Why can’t we just once put self-tanning creams to the test instead? Oh well.

“I’m looking for pictures of scales,” I say, reading off my list. “Or tightropes, unicycles. .”

“Balancing images,” says Paul. “No problem. Would you like a coffee?”

“Yes, please,” I beam, and relax back in my chair. You see what I mean? It’s so nice here. And I’m being paid to sit in this chair, doing nothing at all.

A few moments later, Elly appears with Paul, and I look at her in surprise. She’s looking really smart, in an aubergine-colored suit and high heels.

“So it’s swimmers, boats, and European images,” says Paul to her.

“That’s it,” says Elly, and sinks into the chair beside me.

“Let me guess,” I say. “Something about floating currencies.”

“Very good,” says Elly. “Actually, it’s ‘Europe: Sink or Swim’?” She says it in an incredibly dramatic voice, and Paul and I both start giggling. When he’s walked away, I look her up and down.

“So how come you’re so smart?”

“I always look smart,” she parries. “You know that.” Paul’s already wheeling trolley-loads of transparencies toward us and she looks over at them. “Are these yours or mine?’

She’s avoiding the subject. What’s going on?

“Have you got an interview?” I say, in a sudden flash of genius. She looks at me, flushes, then pulls a sheet of transparencies out of the trolley.

“Circus acts,” she says. “People juggling. Is that what you wanted?”

“Elly! Have you got an interview? Tell me!”

There’s silence for a while. Elly stares down at the sheet, then looks up.

“Yes,” she says, and bites her lip. “But—”

“That’s fantastic!” I exclaim, and a couple of smooth-looking girls in the corner look up. “Who for?” I say more quietly. “It’s not Cosmo, is it?”

We’re interrupted by Paul, who comes over with a coffee and puts it in front of Elly.

“Swimmers coming up,” he says, then grins and walks off.

“Who’s it for?” I repeat. Elly applies for so many jobs, I lose track.

“It’s Wetherby’s,” she says, and a pink flush creeps over her face.

“Wetherby’s Investments?” She gives a very slight nod, and I frown in bemusement. Why is she applying to Wetherby’s Investments? “Have they got an in-house magazine or something?”

“I’m not applying to be a journalist,” she says in a low voice. “I’m applying to be a fund manager.”

“What?” I say, appalled.

I know friends should be supportive of each other’s life decisions and all that. But I’m sorry, a fund manager?

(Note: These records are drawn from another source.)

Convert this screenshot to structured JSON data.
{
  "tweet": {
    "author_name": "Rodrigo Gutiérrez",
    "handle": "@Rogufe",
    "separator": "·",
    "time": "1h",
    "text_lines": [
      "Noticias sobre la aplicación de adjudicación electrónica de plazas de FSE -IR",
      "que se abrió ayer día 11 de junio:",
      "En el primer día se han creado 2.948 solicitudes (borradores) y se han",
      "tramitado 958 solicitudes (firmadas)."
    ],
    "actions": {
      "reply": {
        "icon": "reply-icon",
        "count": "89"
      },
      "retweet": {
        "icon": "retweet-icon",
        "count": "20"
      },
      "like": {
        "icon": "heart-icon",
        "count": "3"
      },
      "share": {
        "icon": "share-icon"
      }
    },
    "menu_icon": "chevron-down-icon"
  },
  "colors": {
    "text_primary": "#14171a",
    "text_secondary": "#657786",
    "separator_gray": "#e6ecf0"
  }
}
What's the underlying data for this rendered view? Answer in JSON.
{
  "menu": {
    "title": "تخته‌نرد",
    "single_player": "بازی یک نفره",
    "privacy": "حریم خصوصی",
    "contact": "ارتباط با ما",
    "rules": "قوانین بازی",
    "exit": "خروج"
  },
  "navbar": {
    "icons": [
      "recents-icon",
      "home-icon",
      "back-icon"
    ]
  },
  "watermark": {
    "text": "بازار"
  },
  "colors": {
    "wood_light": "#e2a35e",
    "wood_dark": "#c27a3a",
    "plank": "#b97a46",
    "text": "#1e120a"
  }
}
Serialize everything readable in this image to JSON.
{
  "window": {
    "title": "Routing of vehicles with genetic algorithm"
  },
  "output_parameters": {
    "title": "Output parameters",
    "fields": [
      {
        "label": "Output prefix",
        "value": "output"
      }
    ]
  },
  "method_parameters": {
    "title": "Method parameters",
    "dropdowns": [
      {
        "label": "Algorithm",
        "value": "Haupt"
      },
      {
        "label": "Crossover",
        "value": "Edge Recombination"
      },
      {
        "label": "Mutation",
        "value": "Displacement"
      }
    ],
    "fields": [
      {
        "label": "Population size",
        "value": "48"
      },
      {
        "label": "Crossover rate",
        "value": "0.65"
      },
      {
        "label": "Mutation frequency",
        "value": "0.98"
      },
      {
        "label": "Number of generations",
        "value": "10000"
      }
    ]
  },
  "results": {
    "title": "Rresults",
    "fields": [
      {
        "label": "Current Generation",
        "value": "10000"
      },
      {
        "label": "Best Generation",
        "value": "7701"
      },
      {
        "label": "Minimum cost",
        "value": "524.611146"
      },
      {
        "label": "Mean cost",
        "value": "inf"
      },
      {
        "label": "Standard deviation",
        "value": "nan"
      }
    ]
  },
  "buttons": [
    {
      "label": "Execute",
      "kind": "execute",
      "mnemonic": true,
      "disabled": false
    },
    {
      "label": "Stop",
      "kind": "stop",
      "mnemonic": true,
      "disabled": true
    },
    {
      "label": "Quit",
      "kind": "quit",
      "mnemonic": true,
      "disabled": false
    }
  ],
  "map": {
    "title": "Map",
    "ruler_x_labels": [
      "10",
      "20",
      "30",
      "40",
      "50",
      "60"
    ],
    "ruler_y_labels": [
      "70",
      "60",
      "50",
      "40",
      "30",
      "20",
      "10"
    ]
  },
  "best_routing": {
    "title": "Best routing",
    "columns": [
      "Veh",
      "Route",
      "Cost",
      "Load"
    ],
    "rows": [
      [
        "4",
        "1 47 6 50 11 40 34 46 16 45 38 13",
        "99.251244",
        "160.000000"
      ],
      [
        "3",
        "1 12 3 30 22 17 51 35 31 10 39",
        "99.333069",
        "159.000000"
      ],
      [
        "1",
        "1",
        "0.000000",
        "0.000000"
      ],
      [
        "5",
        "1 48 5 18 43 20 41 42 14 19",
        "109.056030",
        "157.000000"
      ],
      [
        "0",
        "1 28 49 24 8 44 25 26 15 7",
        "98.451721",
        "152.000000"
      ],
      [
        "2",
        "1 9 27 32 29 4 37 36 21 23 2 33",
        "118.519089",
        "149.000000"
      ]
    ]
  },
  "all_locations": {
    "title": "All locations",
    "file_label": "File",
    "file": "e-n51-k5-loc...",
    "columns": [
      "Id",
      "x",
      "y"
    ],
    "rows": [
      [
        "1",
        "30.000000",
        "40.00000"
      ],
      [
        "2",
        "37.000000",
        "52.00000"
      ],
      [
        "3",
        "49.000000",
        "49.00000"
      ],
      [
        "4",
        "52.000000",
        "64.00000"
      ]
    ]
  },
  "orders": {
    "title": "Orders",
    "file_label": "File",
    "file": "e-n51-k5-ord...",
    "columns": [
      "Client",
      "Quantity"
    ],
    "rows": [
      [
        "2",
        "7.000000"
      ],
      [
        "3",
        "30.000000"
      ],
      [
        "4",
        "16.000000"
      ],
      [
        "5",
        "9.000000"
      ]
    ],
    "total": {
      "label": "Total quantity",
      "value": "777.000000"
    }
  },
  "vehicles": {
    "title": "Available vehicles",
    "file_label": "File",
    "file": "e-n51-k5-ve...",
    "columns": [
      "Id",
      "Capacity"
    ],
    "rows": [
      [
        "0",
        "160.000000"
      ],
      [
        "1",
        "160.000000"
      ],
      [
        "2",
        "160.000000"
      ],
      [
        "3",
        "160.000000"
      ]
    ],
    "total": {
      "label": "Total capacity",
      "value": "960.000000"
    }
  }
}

“I probably won’t even get it,” she says, and looks away. “It’s no big deal.”

“But. .”

I’m speechless. How can Elly even be thinking of becoming a fund manager? Fund managers aren’t real people. They’re the characters we laugh at on press trips.

“It’s just an idea,” she says defensively. “Maybe I want to show Carol I can do something else. You know?”

“So it’s like. . a bargaining tool?” I hazard.

“Yes,” she says, and gives a little shrug. “That’s it. A bargaining tool.”

But she doesn’t sound exactly convinced — and she’s not nearly as chatty as usual during the rest of the afternoon. What’s happened to her? I’m still puzzling over it as I make my way home from Image Store. I walk down to High Street Kensington, cross over the road, and hesitate in front of Marks and Spencer.

The tube is to my right. The shops are to my left.

I must ignore the shops. I must practice frugality, go straight home, and plot my expenditure graph. If I need entertainment, I can watch some nice free television and perhaps make some inexpensive, nutritious soup.

But there’s nothing good on tonight, at least not until EastEnders. And I don’t want soup. I really feel as if I need something to cheer me up. And besides — my mind’s working fast — I’ll be giving it all up tomorrow, won’t I? It’s like the beginning of Lent. This is my Shopping Pancake Day. I need to cram it all in before the fast begins.